Eric Mitchell, who co-leads OpenAI’s Post-training Frontiers team, wrote that there were multiple times when he “directly disagreed with, corrected, or expressed frustration with leadership to Sam.”

“Sam always responded with curiosity, open-mindedness, and even deference when I’ve brought disagreement/complaint/correction to him,” Mitchell wrote.

One such disagreement occurred during Mitchell’s first six months at the company, he wrote.

Mitchell and other staffers responded to a since-deleted post by Nick Huber, an AI product leader. According to screenshots of the post, Huber described an interview with OpenAI where an interviewer asked him to use data to test a belief purportedly held by Altman.

OpenAI did not respond to a request for comment from Business Insider or confirm whether Huber had been interviewed by the company. Huber did not respond to a request for comment.

In his post, Mitchell wrote that any claims that the company had a “culture where people are retaliated against for honest criticism of leadership” were inaccurate.

In Mitchell’s comments, two former staffers expressed praised Altman. Both worked on Sora, the AI video product OpenAI announced it would shut down in March.

“Can confirm, Sam is super receptive,” wrote Gabriel Petersson, a former researcher at OpenAI and Midjourney who has since founded his own company.

Will DePue left OpenAI in April. He wrote that the company was “exceptionally receptive to internal disagreement and critique, for better or worse.”

OpenAI researcher Brandon McKinzie wrote on X that he’s given any critical feedback he’s had to Altman and other company leaders.

“Not only do they listen to critical feedback, they take it very seriously and take action on it,” McKinzie said. “It is one of OpenAI’s greatest strengths.”

A 2021 study found that allowing workers to share criticism openly, and even sharing those criticisms among the workplace, allows employees to feel a greater sense of “psychological safety.”

Feeling psychologically safe — or willing to take risks without fear of embarrassment or punishment — is important for good work.
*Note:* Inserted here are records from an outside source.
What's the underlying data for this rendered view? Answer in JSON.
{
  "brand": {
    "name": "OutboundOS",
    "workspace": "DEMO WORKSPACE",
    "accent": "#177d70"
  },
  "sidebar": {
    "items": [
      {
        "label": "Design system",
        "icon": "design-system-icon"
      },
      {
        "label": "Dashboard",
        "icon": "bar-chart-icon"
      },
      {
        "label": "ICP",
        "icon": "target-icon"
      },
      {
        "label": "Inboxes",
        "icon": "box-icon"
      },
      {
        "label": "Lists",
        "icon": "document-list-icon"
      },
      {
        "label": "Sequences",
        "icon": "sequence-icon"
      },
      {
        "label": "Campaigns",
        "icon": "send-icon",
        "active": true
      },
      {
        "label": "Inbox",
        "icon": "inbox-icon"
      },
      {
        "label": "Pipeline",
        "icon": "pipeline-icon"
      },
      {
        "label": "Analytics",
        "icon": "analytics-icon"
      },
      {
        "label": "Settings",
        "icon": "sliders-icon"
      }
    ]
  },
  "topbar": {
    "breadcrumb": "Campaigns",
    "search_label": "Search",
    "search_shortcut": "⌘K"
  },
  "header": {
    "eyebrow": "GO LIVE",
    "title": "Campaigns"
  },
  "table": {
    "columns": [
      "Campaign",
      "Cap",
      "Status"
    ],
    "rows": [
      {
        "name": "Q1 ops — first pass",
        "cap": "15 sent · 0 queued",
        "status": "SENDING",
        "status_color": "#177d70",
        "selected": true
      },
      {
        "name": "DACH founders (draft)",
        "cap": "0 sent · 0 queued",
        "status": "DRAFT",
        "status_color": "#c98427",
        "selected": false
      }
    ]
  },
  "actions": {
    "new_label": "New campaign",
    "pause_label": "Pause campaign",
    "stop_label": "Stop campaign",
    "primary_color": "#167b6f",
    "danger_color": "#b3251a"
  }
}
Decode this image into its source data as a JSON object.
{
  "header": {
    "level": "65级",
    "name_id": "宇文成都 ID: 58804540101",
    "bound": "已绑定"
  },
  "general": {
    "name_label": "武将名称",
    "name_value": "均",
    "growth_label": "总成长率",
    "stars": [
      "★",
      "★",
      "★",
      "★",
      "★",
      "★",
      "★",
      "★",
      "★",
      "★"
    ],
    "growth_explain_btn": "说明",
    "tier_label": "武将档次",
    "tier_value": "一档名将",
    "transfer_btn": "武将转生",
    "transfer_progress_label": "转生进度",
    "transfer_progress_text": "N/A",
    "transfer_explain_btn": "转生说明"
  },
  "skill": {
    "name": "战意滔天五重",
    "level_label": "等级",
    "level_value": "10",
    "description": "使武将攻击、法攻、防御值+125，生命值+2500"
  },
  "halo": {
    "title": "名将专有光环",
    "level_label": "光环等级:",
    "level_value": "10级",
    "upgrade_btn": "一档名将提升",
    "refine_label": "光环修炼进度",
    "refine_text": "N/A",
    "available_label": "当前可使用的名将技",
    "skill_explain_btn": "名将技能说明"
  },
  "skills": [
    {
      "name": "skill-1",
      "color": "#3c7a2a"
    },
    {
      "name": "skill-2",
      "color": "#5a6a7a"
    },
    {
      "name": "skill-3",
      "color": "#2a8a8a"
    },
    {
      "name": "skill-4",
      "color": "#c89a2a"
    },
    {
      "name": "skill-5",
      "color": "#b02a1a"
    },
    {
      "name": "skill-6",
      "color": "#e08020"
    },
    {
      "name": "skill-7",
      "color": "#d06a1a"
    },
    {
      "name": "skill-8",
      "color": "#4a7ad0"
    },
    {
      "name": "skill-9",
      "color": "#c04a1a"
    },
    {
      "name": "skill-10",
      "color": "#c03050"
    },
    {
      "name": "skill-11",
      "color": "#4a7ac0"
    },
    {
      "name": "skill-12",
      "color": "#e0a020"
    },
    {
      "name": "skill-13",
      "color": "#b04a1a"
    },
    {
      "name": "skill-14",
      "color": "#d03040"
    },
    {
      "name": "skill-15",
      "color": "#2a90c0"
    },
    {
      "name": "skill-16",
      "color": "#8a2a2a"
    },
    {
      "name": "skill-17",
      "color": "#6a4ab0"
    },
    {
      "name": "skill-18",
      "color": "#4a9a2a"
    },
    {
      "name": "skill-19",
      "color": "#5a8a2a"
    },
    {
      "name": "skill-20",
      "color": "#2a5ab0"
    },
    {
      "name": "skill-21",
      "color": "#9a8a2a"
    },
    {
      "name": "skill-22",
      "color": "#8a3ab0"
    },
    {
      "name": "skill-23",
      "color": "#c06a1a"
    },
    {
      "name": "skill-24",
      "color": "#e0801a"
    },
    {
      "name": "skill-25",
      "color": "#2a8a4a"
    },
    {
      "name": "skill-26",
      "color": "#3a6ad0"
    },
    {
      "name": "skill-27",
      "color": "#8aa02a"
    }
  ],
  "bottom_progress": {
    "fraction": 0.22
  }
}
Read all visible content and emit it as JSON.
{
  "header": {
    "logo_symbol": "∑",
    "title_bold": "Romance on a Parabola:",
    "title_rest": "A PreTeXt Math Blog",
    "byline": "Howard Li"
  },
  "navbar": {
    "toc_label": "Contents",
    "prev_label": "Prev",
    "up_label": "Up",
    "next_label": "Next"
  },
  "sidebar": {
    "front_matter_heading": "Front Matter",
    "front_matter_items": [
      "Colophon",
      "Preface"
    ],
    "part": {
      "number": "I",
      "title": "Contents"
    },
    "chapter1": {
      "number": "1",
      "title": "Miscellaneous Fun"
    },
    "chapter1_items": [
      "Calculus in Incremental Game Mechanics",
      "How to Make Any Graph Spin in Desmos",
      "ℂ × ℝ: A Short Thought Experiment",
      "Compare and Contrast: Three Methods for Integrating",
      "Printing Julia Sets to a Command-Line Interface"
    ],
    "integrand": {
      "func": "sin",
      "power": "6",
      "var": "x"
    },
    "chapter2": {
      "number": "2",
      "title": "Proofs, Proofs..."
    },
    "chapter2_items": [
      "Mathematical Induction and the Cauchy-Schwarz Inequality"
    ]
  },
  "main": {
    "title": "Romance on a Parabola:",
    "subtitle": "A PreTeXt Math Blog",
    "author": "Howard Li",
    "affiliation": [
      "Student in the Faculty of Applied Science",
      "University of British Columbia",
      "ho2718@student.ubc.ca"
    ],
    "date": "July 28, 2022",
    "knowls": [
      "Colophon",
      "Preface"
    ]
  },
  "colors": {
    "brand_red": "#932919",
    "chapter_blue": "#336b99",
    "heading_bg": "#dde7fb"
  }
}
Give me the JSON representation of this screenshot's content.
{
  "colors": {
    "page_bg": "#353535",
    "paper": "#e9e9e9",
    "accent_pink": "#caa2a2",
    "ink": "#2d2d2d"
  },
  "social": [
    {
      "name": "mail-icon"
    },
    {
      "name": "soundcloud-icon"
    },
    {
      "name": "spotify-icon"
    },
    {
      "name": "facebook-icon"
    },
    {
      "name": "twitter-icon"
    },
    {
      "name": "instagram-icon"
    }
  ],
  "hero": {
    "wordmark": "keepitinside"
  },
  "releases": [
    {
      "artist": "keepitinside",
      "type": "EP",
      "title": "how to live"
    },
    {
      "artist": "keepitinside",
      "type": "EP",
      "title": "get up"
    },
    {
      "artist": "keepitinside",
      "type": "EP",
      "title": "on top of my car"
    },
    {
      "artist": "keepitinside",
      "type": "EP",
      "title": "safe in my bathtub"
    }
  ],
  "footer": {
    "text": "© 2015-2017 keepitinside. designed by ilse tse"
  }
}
Google listed it as the most important trait of an effective team in 2015.

Altman’s leadership style has been much discussed since his brief ousting and return as CEO in 2023. At the time, OpenAI’s board said that he was “not consistently candid in his communications.” Altman said during a recent court battle with Elon Musk that, “I believe I am an honest and trustworthy business person.”

The series of events, which staffers have referred to as “the Blip,” is the focus of a coming movie directed by Luca Guadagnino, which was recently picked up by Neon after Amazon walked away from the project after deepening ties with OpenAI.

Some of the OpenAI staffers who publicly posted about their experience at the company praised the “hard conversations” they said happen regularly.

Victor Nunez, a staffer who works on OpenAI’s Codex coding tool, wrote that the “amount of memes and hard conversations on a daily basis is astounding,” but that everyone at the company “really leans into it.”

For all the AI and automation work they do, Nunez wrote that the company’s culture was “as human as it gets.”